At DriveSavers, we often receive requests for data recovery from grieving family members who don’t know the passcode to their loved one’s device.
eDiscovery and Forensic Techniques Behind Clinton Email Investigation
By Rene Novoa, Manager of eDiscovery and Digital Forensics
The recent FBI probe into Democratic presidential nominee Hillary Clinton’s private email likely mirrored eDiscovery tactics used by DriveSavers when processing electronically stored information (ESI) and digital evidence for law firms, corporations, government agencies, educational institutions and individuals.
As an eDiscovery company with additional data recovery and digital forensic capabilities, DriveSavers is very familiar with the process used in investigations to piece deleted information back together.
Initial Consultation
The initial consultation involves interviewing IT experts, users (otherwise referred to as custodians), management and others in an attempt to better understand and locate relevant systems, what data was stored where and what actions or events took place surrounding the storage of ESI.
In the Clinton case, interviewees included Hillary Clinton, IT administrators and specialists employed by Clinton who set up and maintained her personal server, government staff members with whom Clinton corresponded by email and those involved with the production of emails to the State Department for their initial investigation in 2014, according to the director of the FBI, James B. Comey.
Preservation
Preservation ensures ESI is protected against any alteration or destruction. This must be carried out with any device or any data that may reasonably become part of the investigation.
Preservation is the responsibility of the party or parties in question, whether they conduct the work themselves or use a third party. The parties in question are typically put on notice to preserve the information or they could face sanctions for spoliation, a legal term that applies when evidence is destroyed, either purposefully or through negligence.
In the Clinton case, most pertinent emails were preserved, but many had already been deleted or otherwise rendered unreadable. Most of these emails that had not been adequately preserved were later reconstructed through digital forensic efforts by the FBI.
Data Collection
Data is collected after identifying the location of possibly relevant or responsive data during the initial consultation and after measures have been taken to ensure that all of this identified data remains unaltered in any way. Data collection can be accomplished by physically collecting devices or by creating exact copies—unaltered, bit by bit hashed backup copies—of all data and media devices.
In the Clinton case, the private email server that was initially identified as relevant to the case was physically turned over to the FBI. Later, several more devices and thousands more emails were identified as pertinent to the case and collected as well.
Initiation of Chain of Custody
From the beginning of an investigation, controls are initiated for who has access to ESI during the investigation and chronological documentation is maintained.
Beginning with the collection of the initial private email server to the presentation of findings to the Department of Justice, the chain of custody for the Clinton case remained entirely in FBI hands.
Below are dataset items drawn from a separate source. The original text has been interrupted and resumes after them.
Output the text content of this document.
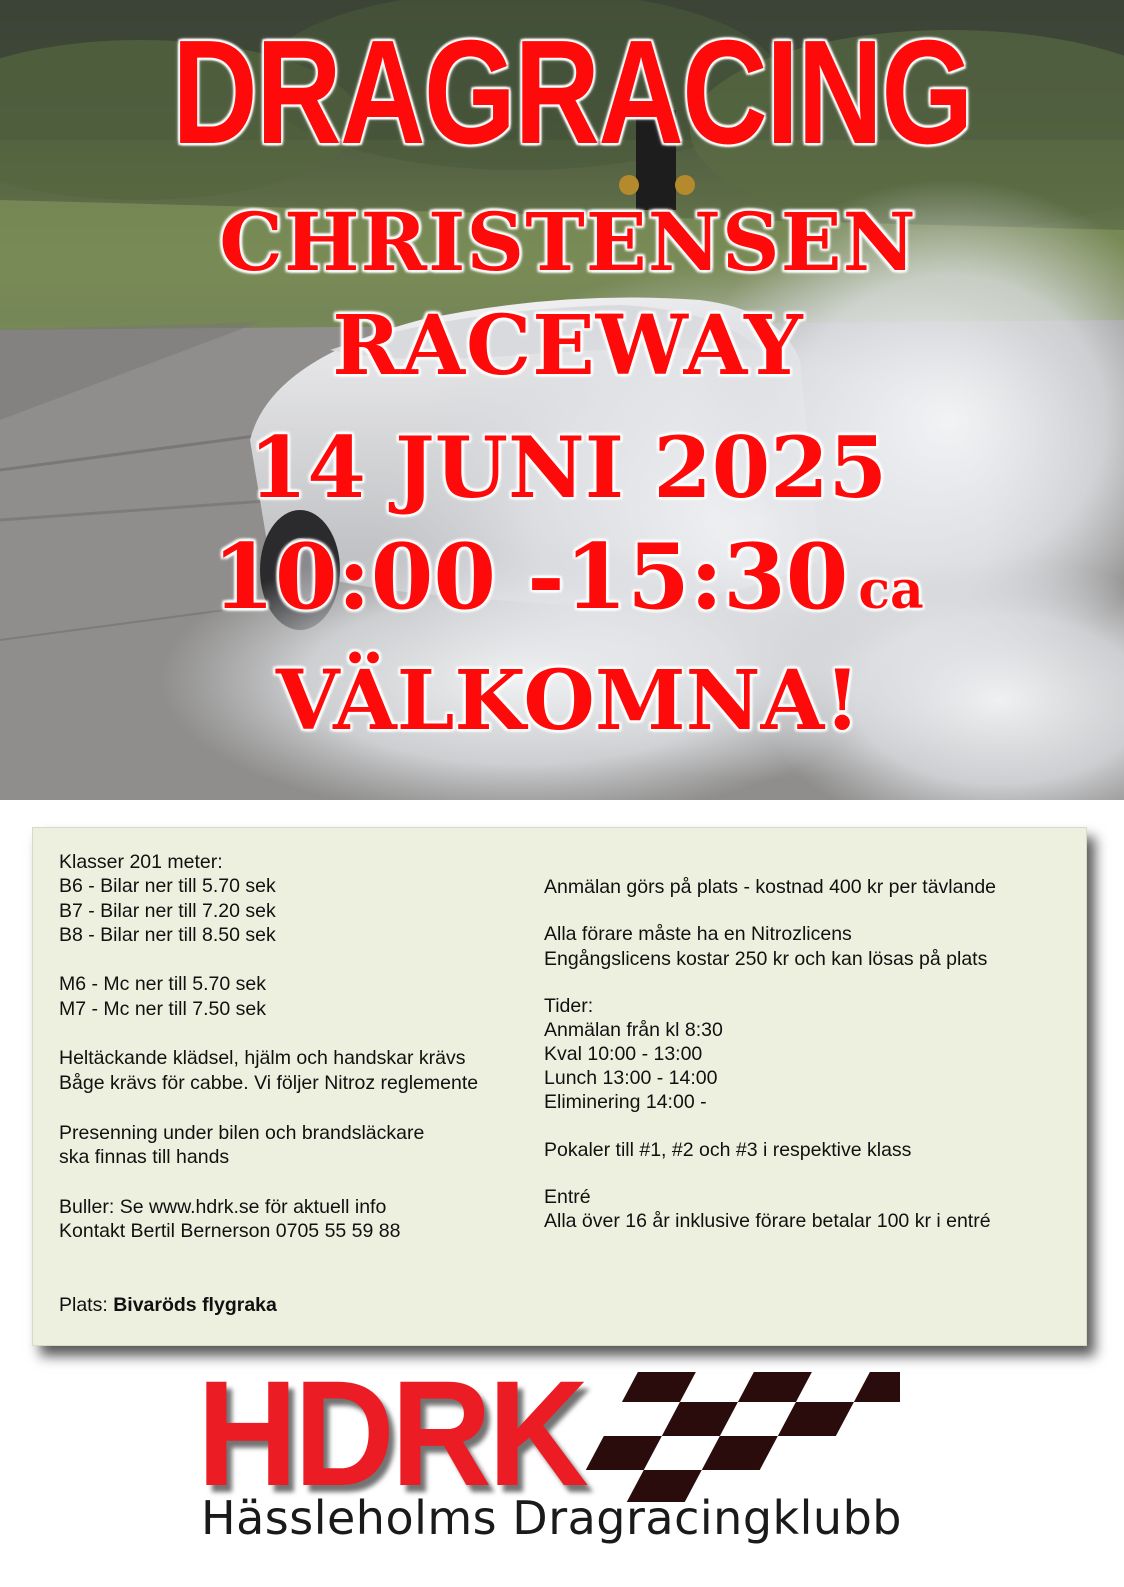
DRAGRACING
CHRISTENSEN
RACEWAY
14 JUNI 2025
10:00 -15:30 ca
VÄLKOMNA!

Klasser 201 meter:

B6 - Bilar ner till 5.70 sek

B7 - Bilar ner till 7.20 sek

B8 - Bilar ner till 8.50 sek

M6 - Mc ner till 5.70 sek

M7 - Mc ner till 7.50 sek

Heltäckande klädsel, hjälm och handskar krävs

Båge krävs för cabbe. Vi följer Nitroz reglemente

Presenning under bilen och brandsläckare

ska finnas till hands

Buller: Se www.hdrk.se för aktuell info

Kontakt Bertil Bernerson 0705 55 59 88

Plats: Bivaröds flygraka

Anmälan görs på plats - kostnad 400 kr per tävlande

Alla förare måste ha en Nitrozlicens

Engångslicens kostar 250 kr och kan lösas på plats

Tider:

Anmälan från kl 8:30

Kval 10:00 - 13:00

Lunch 13:00 - 14:00

Eliminering 14:00 -

Pokaler till #1, #2 och #3 i respektive klass

Entré

Alla över 16 år inklusive förare betalar 100 kr i entré

HDRK

Hässleholms Dragracingklubb
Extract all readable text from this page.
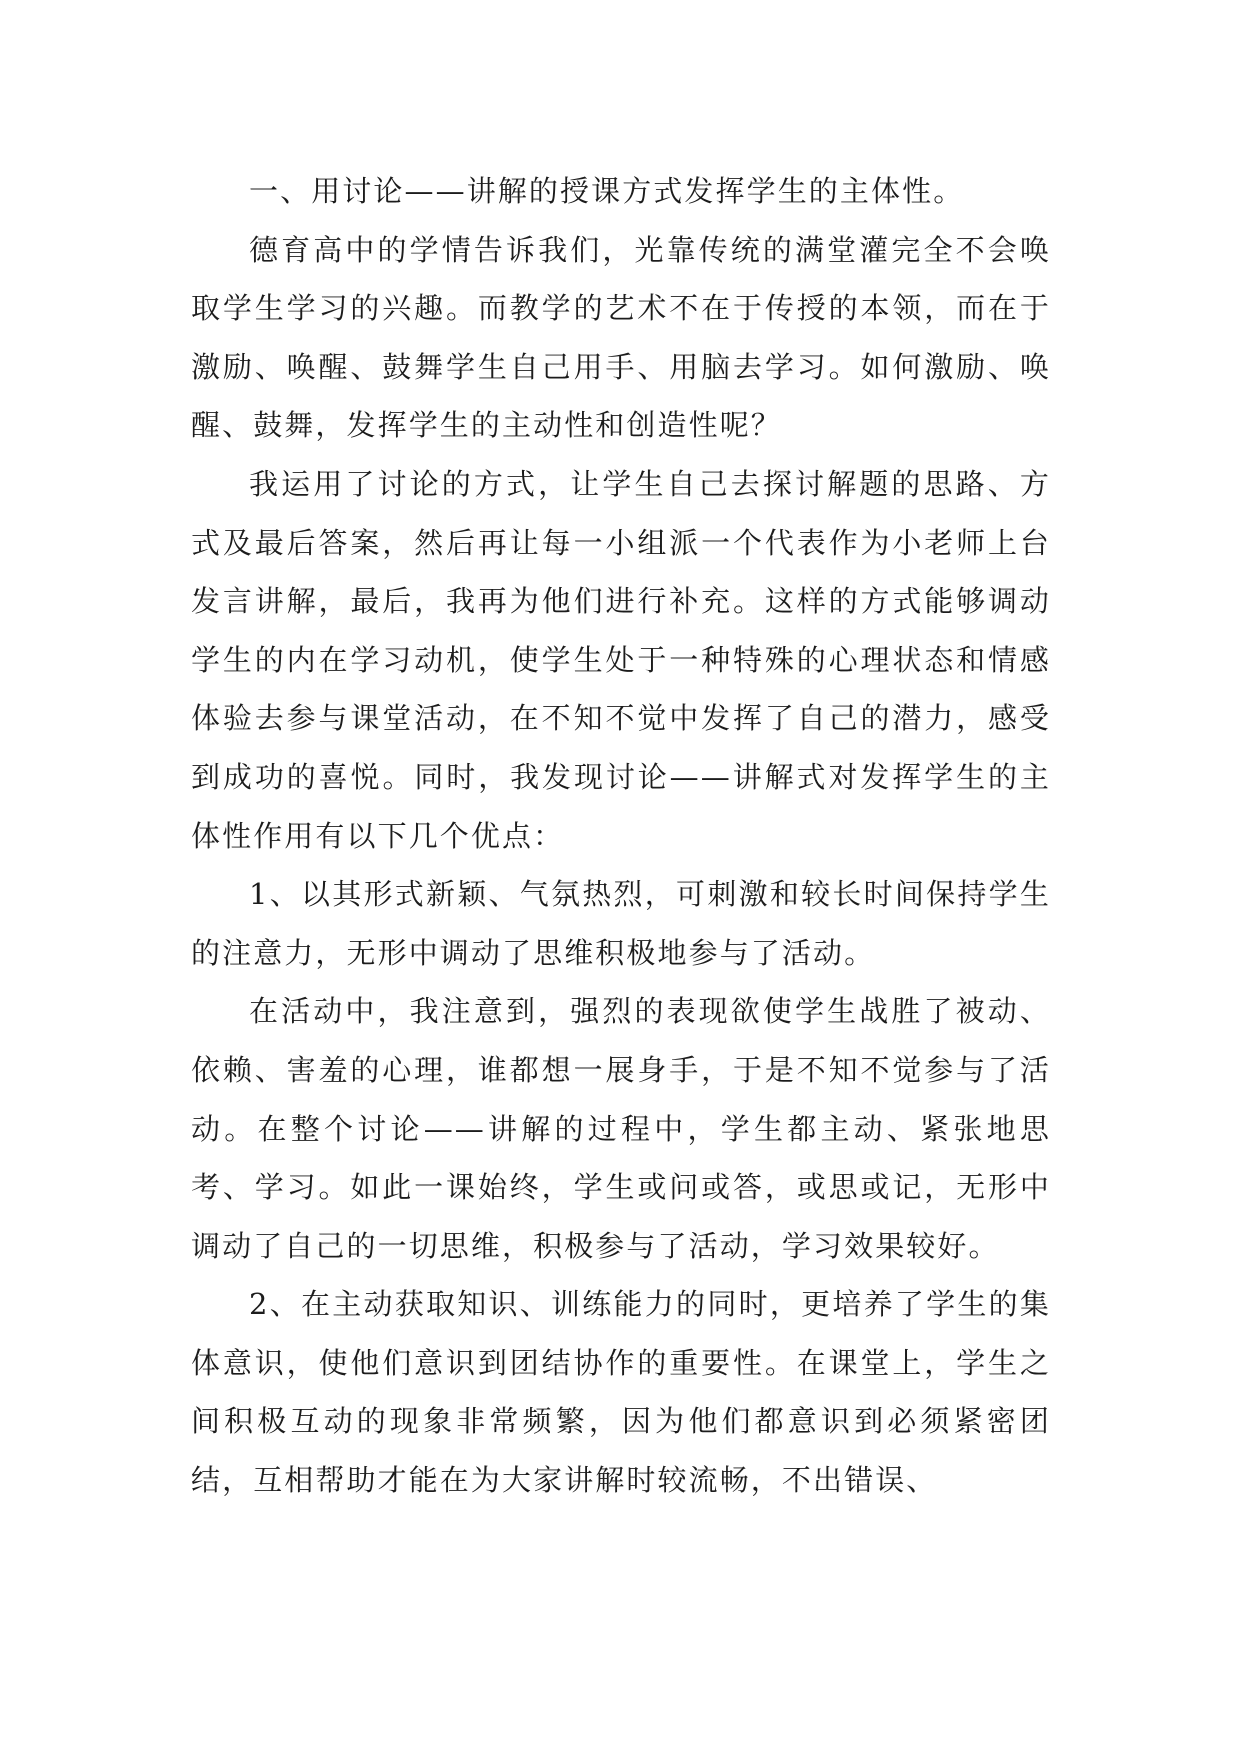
一、用讨论——讲解的授课方式发挥学生的主体性。

德育高中的学情告诉我们，光靠传统的满堂灌完全不会唤取学生学习的兴趣。而教学的艺术不在于传授的本领，而在于激励、唤醒、鼓舞学生自己用手、用脑去学习。如何激励、唤醒、鼓舞，发挥学生的主动性和创造性呢？

我运用了讨论的方式，让学生自己去探讨解题的思路、方式及最后答案，然后再让每一小组派一个代表作为小老师上台发言讲解，最后，我再为他们进行补充。这样的方式能够调动学生的内在学习动机，使学生处于一种特殊的心理状态和情感体验去参与课堂活动，在不知不觉中发挥了自己的潜力，感受到成功的喜悦。同时，我发现讨论——讲解式对发挥学生的主体性作用有以下几个优点：

1、以其形式新颖、气氛热烈，可刺激和较长时间保持学生的注意力，无形中调动了思维积极地参与了活动。

在活动中，我注意到，强烈的表现欲使学生战胜了被动、依赖、害羞的心理，谁都想一展身手，于是不知不觉参与了活动。在整个讨论——讲解的过程中，学生都主动、紧张地思考、学习。如此一课始终，学生或问或答，或思或记，无形中调动了自己的一切思维，积极参与了活动，学习效果较好。

2、在主动获取知识、训练能力的同时，更培养了学生的集体意识，使他们意识到团结协作的重要性。在课堂上，学生之间积极互动的现象非常频繁，因为他们都意识到必须紧密团结，互相帮助才能在为大家讲解时较流畅，不出错误、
Each person who handled the server in question and other devices deemed potentially relevant, handled data involved in the investigation or worked on the investigation in any way will have been documented along with every action taken concerning the devices and data involved in the case.
Processing/Review/Analysis
Processing involves culling and formatting data so it can tell a story of what happened. What begins as a large data set is sorted down to a much smaller data set that is more relevant or responsive to the case. This process may include undeleting and searching through data and data fragments, determining what data is relevant and/or privileged, and then evaluating the data for context, patterns, topics, discussions, etc.
In the Clinton case, the FBI were specifically looking for emails that contained information that was classified at the time that it was sent.
Production and Presentation
At the end of the eDiscovery process, after data has been identified, collected, processed and reviewed, results and reports are produced in appropriate usable formats to display and present to the designated authorities and audiences.
In the Clinton case, results were presented by the FBI to the Department of Justice. No further action has been taken, but there has been much speculation as to whether this is the end of the story, or only the beginning.